Jovian large-scale stratospheric circulation

We infer Jupiter's stratospheric mean meridional residual circulation by balancing annual-average radiative net heating/cooling with adiabatic cooling/heating associated with vertical motions. Voyager 1 IRIS observations were used to define the thermal structure in the pressure range 0.3 to 270 mbar. Aerosol radiative heating plays an important role. Several independent observations indicate aerosols to be concentrated at high latitudes in the region near and just below the 1-mbar altitude. Voyager 2 photopolarimeter ultraviolet data also indicate a distinct north/south asymmetry in radiative heating which is not balanced by radiative cooling. A prominent feature of these models is a two-cell structure centered near the 10-mbar level, with subsidence occurring at the equator, and upwelling at high latitudes. This large-scale circulation did not appear in previous work (Conrath et al. 1990, Icarus 83, 255-281) in which aerosol heating was neglected. At the base of the stratosphere, where there is no aerosol heating in our model, we confirm the meridional circulation pattern proposed by Gierasch et al. (1986, Icarus 67, 456-483), with upwelling over zones and subsidence in belt regions.

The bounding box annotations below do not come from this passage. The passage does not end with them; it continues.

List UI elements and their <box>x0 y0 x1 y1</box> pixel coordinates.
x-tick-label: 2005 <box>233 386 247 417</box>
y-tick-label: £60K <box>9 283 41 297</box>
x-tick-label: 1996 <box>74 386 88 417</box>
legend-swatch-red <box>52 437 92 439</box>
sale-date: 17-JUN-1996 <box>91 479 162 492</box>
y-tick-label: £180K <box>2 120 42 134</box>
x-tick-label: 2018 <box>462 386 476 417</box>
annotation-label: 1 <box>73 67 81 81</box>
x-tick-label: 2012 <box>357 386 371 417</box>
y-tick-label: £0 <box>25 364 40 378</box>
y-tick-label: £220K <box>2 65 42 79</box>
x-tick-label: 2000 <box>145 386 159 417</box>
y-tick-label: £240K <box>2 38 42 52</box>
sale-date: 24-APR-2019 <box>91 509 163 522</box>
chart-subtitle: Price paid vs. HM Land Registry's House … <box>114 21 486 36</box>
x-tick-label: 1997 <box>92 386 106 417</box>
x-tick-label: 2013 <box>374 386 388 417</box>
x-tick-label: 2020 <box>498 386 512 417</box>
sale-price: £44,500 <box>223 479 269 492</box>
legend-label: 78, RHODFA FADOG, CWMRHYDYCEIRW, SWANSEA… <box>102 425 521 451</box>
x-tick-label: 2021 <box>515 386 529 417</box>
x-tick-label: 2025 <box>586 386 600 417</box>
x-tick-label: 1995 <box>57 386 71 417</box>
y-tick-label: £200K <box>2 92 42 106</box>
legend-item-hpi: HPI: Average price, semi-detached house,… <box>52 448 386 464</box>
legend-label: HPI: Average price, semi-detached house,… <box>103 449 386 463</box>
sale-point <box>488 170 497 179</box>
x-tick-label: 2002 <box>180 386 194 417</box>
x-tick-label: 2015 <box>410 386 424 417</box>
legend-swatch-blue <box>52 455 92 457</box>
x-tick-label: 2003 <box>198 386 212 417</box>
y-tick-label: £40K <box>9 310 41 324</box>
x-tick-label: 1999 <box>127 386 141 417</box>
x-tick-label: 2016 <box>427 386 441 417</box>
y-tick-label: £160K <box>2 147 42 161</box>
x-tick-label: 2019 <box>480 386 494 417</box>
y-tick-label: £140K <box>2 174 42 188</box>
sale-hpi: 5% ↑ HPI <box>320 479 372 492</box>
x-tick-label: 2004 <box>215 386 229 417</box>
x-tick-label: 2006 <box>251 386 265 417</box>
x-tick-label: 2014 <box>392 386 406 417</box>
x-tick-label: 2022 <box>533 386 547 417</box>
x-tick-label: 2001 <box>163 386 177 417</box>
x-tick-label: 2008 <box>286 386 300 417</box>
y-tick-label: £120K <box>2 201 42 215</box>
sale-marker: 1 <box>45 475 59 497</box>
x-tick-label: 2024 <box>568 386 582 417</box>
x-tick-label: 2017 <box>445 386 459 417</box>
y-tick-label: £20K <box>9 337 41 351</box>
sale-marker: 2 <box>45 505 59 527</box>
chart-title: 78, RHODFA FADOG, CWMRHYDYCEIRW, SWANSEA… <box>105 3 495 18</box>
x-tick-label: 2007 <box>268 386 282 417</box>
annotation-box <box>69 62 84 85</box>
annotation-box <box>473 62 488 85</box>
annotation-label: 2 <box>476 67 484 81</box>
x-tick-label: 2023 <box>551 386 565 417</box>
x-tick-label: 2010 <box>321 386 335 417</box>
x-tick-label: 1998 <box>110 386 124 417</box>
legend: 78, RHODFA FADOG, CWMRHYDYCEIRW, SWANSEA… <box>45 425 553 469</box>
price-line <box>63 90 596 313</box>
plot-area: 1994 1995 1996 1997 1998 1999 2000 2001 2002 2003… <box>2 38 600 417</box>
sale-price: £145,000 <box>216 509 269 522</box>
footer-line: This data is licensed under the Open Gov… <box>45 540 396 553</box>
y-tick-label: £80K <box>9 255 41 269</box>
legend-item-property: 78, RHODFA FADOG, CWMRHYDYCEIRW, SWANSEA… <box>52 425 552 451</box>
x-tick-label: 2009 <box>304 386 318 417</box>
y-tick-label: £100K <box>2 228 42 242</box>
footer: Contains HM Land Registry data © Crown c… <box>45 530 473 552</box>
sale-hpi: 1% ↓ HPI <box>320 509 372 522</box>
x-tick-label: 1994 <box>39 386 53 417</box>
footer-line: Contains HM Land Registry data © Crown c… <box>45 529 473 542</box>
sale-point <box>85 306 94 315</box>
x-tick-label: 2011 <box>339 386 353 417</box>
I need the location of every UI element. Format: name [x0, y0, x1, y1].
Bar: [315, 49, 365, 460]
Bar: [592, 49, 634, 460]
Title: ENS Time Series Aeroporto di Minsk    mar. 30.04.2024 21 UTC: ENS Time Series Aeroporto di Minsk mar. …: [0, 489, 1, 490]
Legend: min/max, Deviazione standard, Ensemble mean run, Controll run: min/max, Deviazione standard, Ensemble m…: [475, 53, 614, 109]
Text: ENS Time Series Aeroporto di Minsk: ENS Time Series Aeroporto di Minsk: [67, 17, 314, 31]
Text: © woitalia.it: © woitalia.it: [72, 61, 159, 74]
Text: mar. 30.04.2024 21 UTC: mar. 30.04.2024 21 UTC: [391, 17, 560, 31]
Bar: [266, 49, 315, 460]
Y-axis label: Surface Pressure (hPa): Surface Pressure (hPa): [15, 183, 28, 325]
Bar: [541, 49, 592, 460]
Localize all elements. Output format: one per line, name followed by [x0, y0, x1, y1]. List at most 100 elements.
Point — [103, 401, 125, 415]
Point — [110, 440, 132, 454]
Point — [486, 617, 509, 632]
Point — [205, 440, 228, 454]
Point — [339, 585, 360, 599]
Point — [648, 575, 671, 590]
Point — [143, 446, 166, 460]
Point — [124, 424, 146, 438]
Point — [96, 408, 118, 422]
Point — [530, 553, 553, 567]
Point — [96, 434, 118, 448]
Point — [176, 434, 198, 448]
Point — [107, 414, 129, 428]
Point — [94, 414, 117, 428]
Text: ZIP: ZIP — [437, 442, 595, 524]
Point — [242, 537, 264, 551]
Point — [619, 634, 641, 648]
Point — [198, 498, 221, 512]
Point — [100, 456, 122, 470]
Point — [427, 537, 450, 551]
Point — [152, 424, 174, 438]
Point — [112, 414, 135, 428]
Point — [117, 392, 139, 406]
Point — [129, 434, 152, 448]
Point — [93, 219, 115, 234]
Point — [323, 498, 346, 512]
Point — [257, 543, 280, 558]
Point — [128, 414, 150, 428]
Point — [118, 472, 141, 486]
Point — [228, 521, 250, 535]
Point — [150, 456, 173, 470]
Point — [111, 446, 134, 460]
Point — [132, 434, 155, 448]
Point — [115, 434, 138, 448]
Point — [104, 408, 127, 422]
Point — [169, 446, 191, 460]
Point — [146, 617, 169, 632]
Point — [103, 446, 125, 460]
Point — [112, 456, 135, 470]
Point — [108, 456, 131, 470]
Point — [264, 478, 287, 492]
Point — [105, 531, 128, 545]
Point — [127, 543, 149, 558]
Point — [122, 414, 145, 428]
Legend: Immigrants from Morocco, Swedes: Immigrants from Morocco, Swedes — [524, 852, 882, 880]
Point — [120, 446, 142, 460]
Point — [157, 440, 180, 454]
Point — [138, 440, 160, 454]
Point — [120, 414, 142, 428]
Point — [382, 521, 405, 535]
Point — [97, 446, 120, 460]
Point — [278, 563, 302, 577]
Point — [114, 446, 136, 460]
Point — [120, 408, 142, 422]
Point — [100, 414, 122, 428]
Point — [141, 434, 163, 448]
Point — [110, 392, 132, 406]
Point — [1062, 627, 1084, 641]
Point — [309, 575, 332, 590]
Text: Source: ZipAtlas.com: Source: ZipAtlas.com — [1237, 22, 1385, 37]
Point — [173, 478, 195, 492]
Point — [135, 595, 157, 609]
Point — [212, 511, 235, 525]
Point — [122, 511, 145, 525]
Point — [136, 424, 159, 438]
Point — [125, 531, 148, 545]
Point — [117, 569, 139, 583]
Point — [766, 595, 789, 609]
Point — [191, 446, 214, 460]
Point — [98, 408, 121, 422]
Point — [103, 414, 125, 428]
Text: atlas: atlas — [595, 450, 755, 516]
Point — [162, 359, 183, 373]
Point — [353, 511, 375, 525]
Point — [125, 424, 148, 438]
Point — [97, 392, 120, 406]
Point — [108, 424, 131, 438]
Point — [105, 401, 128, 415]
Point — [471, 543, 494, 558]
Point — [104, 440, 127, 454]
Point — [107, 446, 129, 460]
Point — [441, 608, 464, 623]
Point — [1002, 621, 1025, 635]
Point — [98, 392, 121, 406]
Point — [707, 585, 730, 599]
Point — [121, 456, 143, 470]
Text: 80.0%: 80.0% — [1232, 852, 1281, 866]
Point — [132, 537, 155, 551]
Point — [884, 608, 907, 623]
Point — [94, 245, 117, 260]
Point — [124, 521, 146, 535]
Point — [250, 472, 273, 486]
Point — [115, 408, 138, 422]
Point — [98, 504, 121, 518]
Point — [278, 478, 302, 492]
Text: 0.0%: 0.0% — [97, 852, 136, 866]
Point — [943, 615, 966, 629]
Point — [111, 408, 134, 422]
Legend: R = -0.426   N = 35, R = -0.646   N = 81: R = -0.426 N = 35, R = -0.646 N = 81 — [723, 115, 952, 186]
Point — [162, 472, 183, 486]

The magnitude of the upwelling/subsidence is a factor of 2 more vigorous than that proposed by Gierasch et al. Our model also estimates the seasonally averaged Eliassen-Palm flux divergence. This quantity is small at low latitudes and reaches extreme values, both positive and negative, in the latitude ranges 80 S to 40 S and 30 N to 80 N. At these latitudes it is most strongly negative near the 230-mbar level and most strongly positive near the 5-mbar level. Gravity waves propagating from the deeper atmosphere seem to be the most likely mechanism responsible for this pattern of eddy forcing.